Chi entra nella Chiesa della Madonna del Carmine, a Udine, presso l’antica e merlata Porta Aquileia, troverà, nella cappella a sinistra dell’edificio, una autentica meraviglia della scultura medievale, ricostruita nel 1930: l’arca tombale del beato Odorico da Pordenone (nato Mattiussi o Mattiuzzi, fra il 1265 e il 1270, e morto nel 1313: pressoché coetaneo di Dante Alighieri, dunque), l’illustre frate francescano del quale è in corso, fin dal 1755, il processo di canonizzazione.

Odorico da Pordenone è stato, oltre che un uomo di Chiesa dalle eccezionali virtù cristiane, anche uno straordinario viaggiatore: di pochi anni più giovane di Marco Polo, nel 1318 partì missionario per l’Oriente, raggiunse Bombay, in gran parte per via di terra, indi si imbarcò su una nave e, toccando Ceylon e Canton, giunse a Pechino, alla corte di un nipote di Kublai Khan, chiamato Yesür Temur. Il viaggio era durato da quattro a cinque anni e avevo portato questo religioso friulano nel numero ristrettissimo degli Europei che, attraversando con indomito coraggio le immense distanze fra l’Antico continente e l’estremità orientale dell’Asia, giunsero a vedere la capitale dei Mongoli, a frequentarne la corte e ad accumulare una immensa mole di dati e informazioni sui popoli, sui prodotti, sulle città, sulle piante e sugli animali di terre che erano ancora quasi inesplorate e avvolte in un alone di mistero e di leggenda.

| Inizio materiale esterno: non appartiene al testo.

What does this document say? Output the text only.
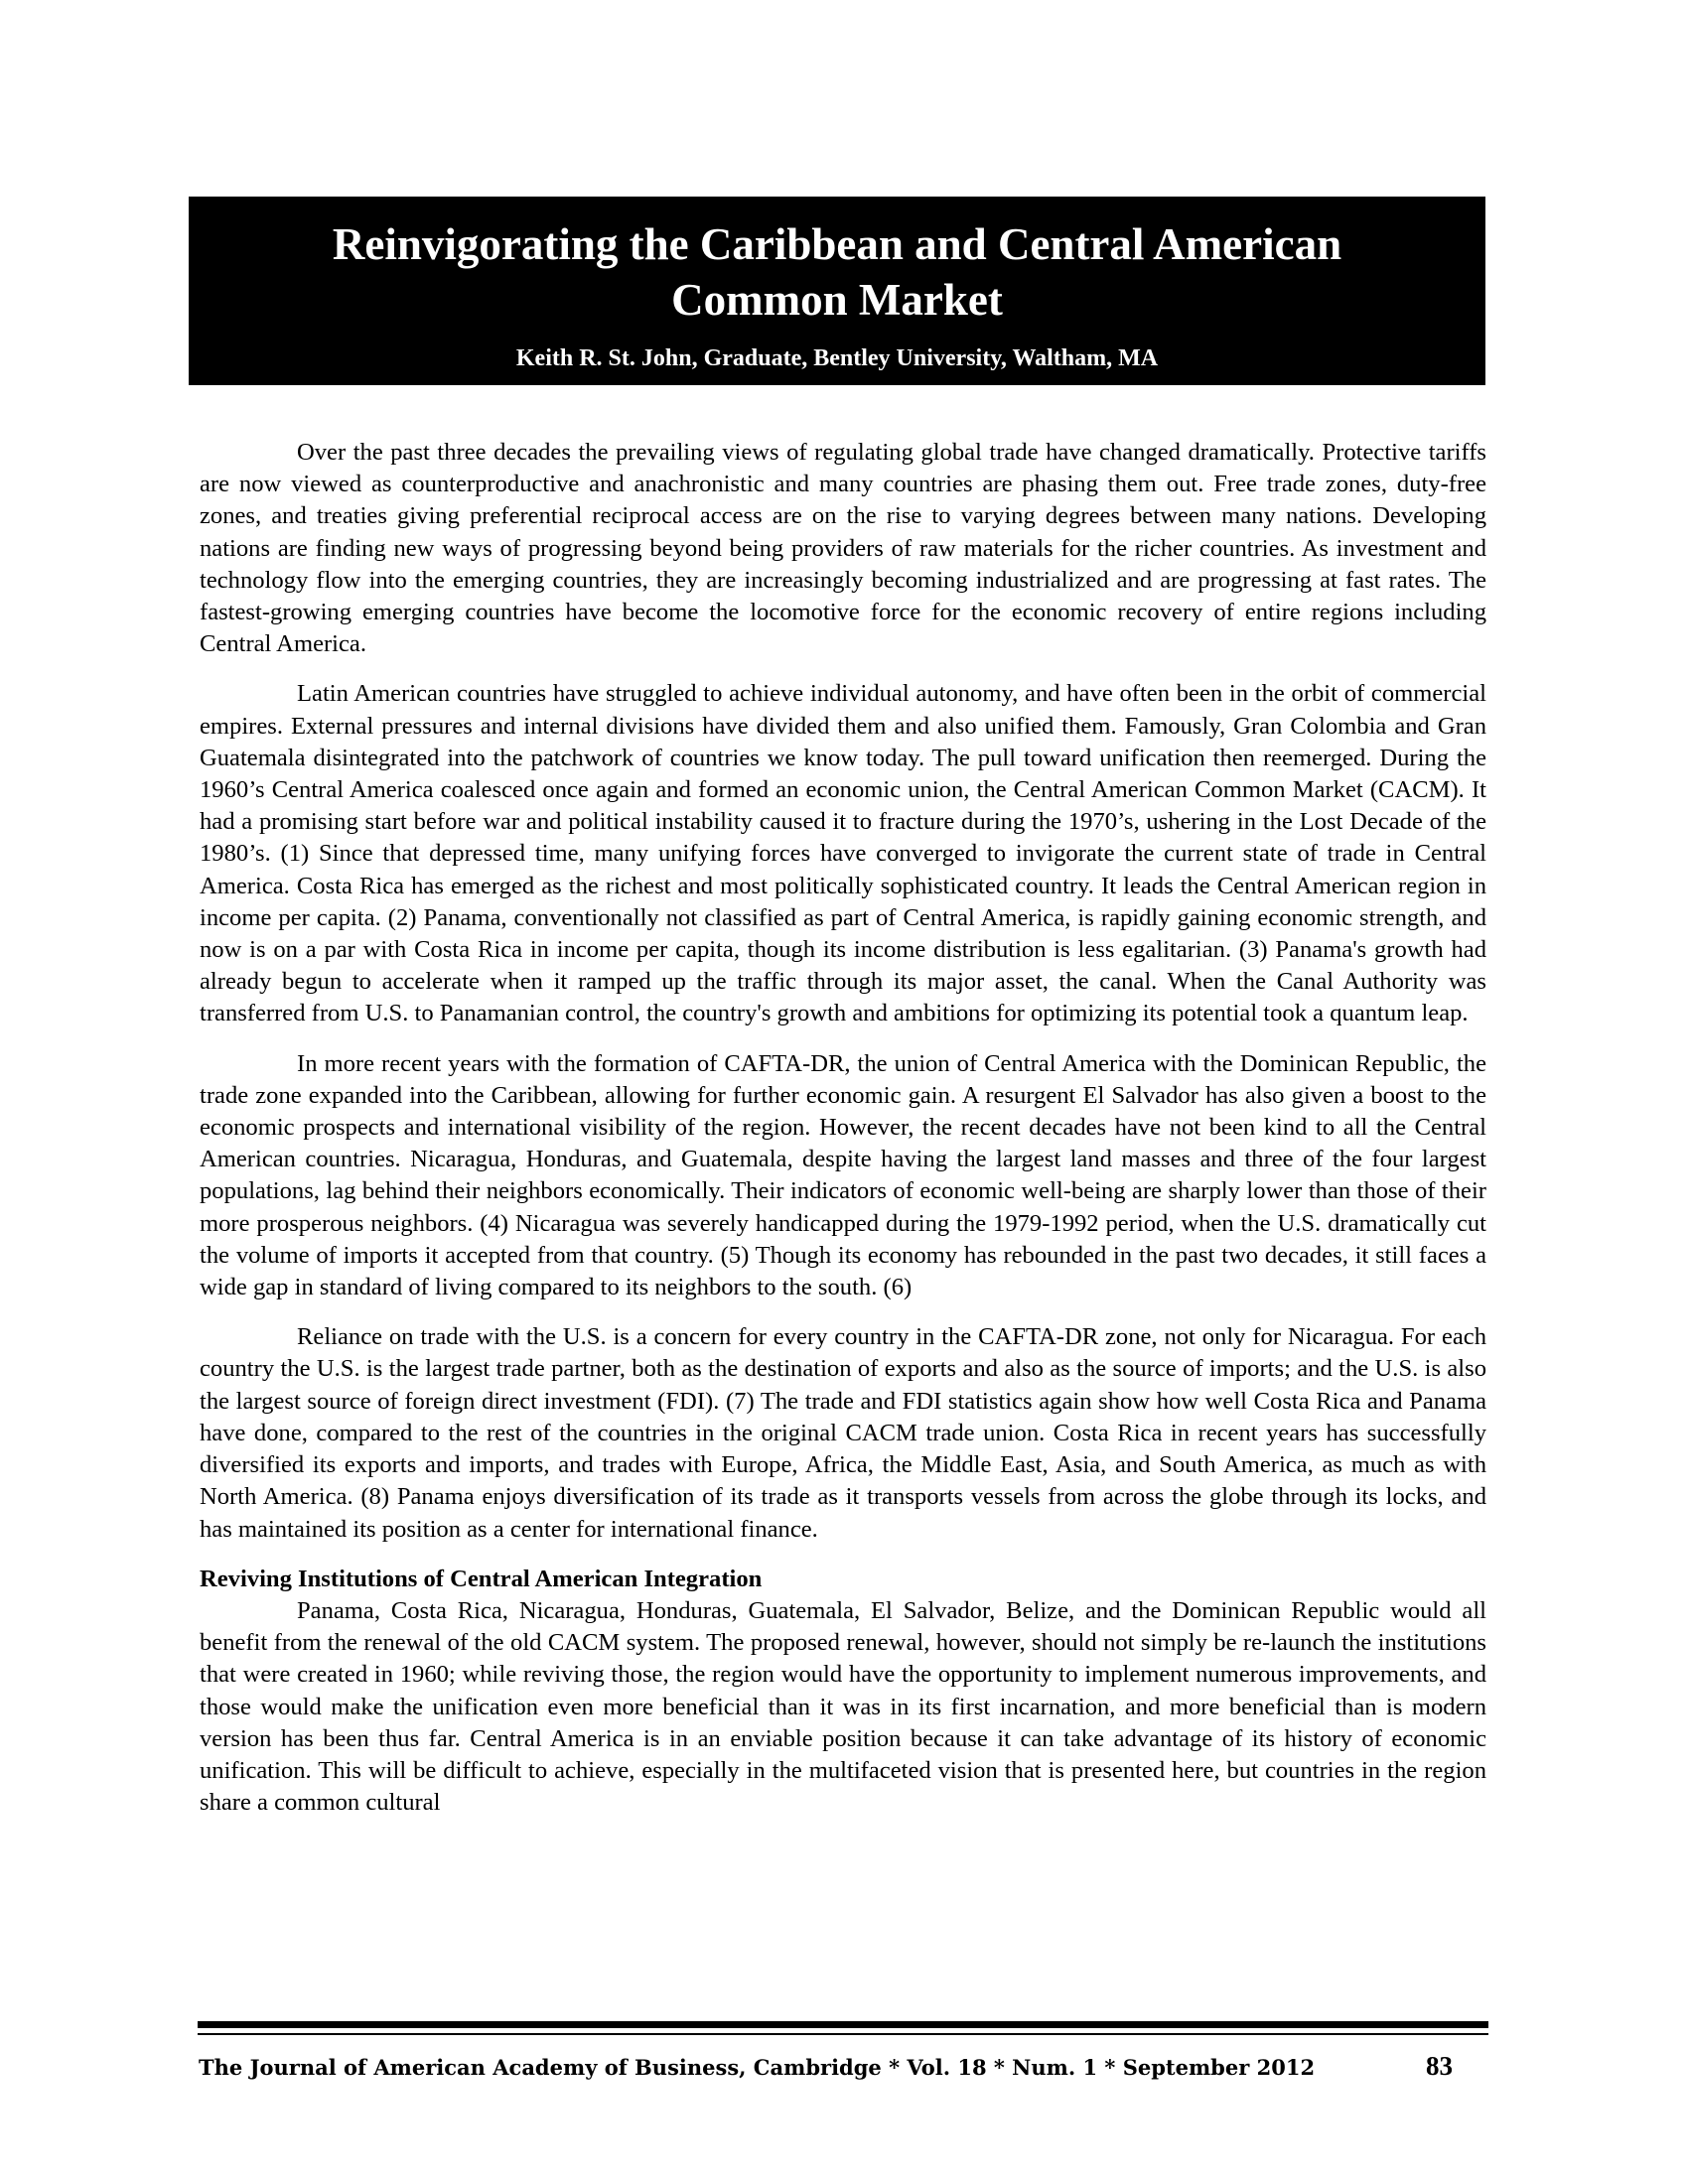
Reinvigorating the Caribbean and Central American Common Market
Keith R. St. John, Graduate, Bentley University, Waltham, MA

Over the past three decades the prevailing views of regulating global trade have changed dramatically. Protective tariffs are now viewed as counterproductive and anachronistic and many countries are phasing them out. Free trade zones, duty-free zones, and treaties giving preferential reciprocal access are on the rise to varying degrees between many nations. Developing nations are finding new ways of progressing beyond being providers of raw materials for the richer countries. As investment and technology flow into the emerging countries, they are increasingly becoming industrialized and are progressing at fast rates. The fastest-growing emerging countries have become the locomotive force for the economic recovery of entire regions including Central America.

Latin American countries have struggled to achieve individual autonomy, and have often been in the orbit of commercial empires. External pressures and internal divisions have divided them and also unified them. Famously, Gran Colombia and Gran Guatemala disintegrated into the patchwork of countries we know today. The pull toward unification then reemerged. During the 1960’s Central America coalesced once again and formed an economic union, the Central American Common Market (CACM). It had a promising start before war and political instability caused it to fracture during the 1970’s, ushering in the Lost Decade of the 1980’s. (1) Since that depressed time, many unifying forces have converged to invigorate the current state of trade in Central America. Costa Rica has emerged as the richest and most politically sophisticated country. It leads the Central American region in income per capita. (2) Panama, conventionally not classified as part of Central America, is rapidly gaining economic strength, and now is on a par with Costa Rica in income per capita, though its income distribution is less egalitarian. (3) Panama's growth had already begun to accelerate when it ramped up the traffic through its major asset, the canal. When the Canal Authority was transferred from U.S. to Panamanian control, the country's growth and ambitions for optimizing its potential took a quantum leap.

In more recent years with the formation of CAFTA-DR, the union of Central America with the Dominican Republic, the trade zone expanded into the Caribbean, allowing for further economic gain. A resurgent El Salvador has also given a boost to the economic prospects and international visibility of the region. However, the recent decades have not been kind to all the Central American countries. Nicaragua, Honduras, and Guatemala, despite having the largest land masses and three of the four largest populations, lag behind their neighbors economically. Their indicators of economic well-being are sharply lower than those of their more prosperous neighbors. (4) Nicaragua was severely handicapped during the 1979-1992 period, when the U.S. dramatically cut the volume of imports it accepted from that country. (5) Though its economy has rebounded in the past two decades, it still faces a wide gap in standard of living compared to its neighbors to the south. (6)

Reliance on trade with the U.S. is a concern for every country in the CAFTA-DR zone, not only for Nicaragua. For each country the U.S. is the largest trade partner, both as the destination of exports and also as the source of imports; and the U.S. is also the largest source of foreign direct investment (FDI). (7) The trade and FDI statistics again show how well Costa Rica and Panama have done, compared to the rest of the countries in the original CACM trade union. Costa Rica in recent years has successfully diversified its exports and imports, and trades with Europe, Africa, the Middle East, Asia, and South America, as much as with North America. (8) Panama enjoys diversification of its trade as it transports vessels from across the globe through its locks, and has maintained its position as a center for international finance.

Reviving Institutions of Central American Integration

Panama, Costa Rica, Nicaragua, Honduras, Guatemala, El Salvador, Belize, and the Dominican Republic would all benefit from the renewal of the old CACM system. The proposed renewal, however, should not simply be re-launch the institutions that were created in 1960; while reviving those, the region would have the opportunity to implement numerous improvements, and those would make the unification even more beneficial than it was in its first incarnation, and more beneficial than is modern version has been thus far. Central America is in an enviable position because it can take advantage of its history of economic unification. This will be difficult to achieve, especially in the multifaceted vision that is presented here, but countries in the region share a common cultural

The Journal of American Academy of Business, Cambridge * Vol. 18 * Num. 1 * September 2012	83
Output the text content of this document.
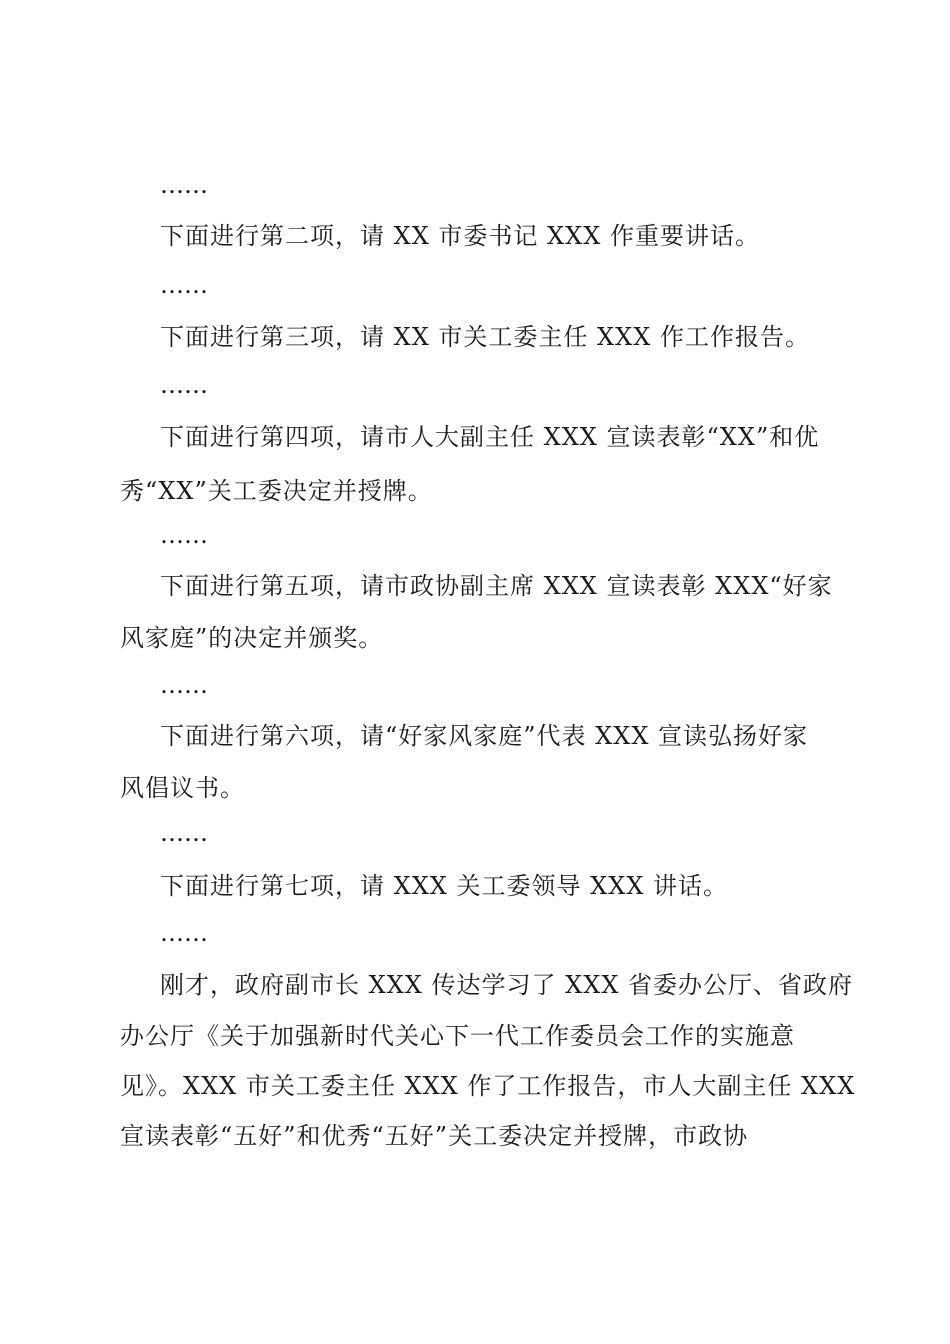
……
下面进行第二项，请 XX 市委书记 XXX 作重要讲话。
……
下面进行第三项，请 XX 市关工委主任 XXX 作工作报告。
……
下面进行第四项，请市人大副主任 XXX 宣读表彰“XX”和优
秀“XX”关工委决定并授牌。
……
下面进行第五项，请市政协副主席 XXX 宣读表彰 XXX“好家
风家庭”的决定并颁奖。
……
下面进行第六项，请“好家风家庭”代表 XXX 宣读弘扬好家
风倡议书。
……
下面进行第七项，请 XXX 关工委领导 XXX 讲话。
……
刚才，政府副市长 XXX 传达学习了 XXX 省委办公厅、省政府
办公厅《关于加强新时代关心下一代工作委员会工作的实施意
见》。XXX 市关工委主任 XXX 作了工作报告，市人大副主任 XXX
宣读表彰“五好”和优秀“五好”关工委决定并授牌，市政协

Il viaggio di ritorno, dopo tre anni di soggiorno nella capitale, fu ancora più avventuroso e ancora più affascinante dal punto di vista geografico ed etnologico (come diremmo oggi): infatti si svolse per via di terra e si discostò alquanto dalla "normale" via della seta, deviò verso il Tibet e condusse l’ardimentoso francescano a penetrare, primo fra i bianchi, nella città santa di Lhasa. Da lì, attraverso la Persia e l’Armenia, Odorico arrivò a Trebisonda, sulla costa del Mar Nero, e rientrò a Venezia a bordo di una nave veneziana. Portatosi a Padova, ebbe dal suo superiore, che si rese conto dell’importanza di quel viaggio, il compito di farne la relazione: e così egli dettò le sue memorie a un confratello bassanese, Guglielmo di Solagna.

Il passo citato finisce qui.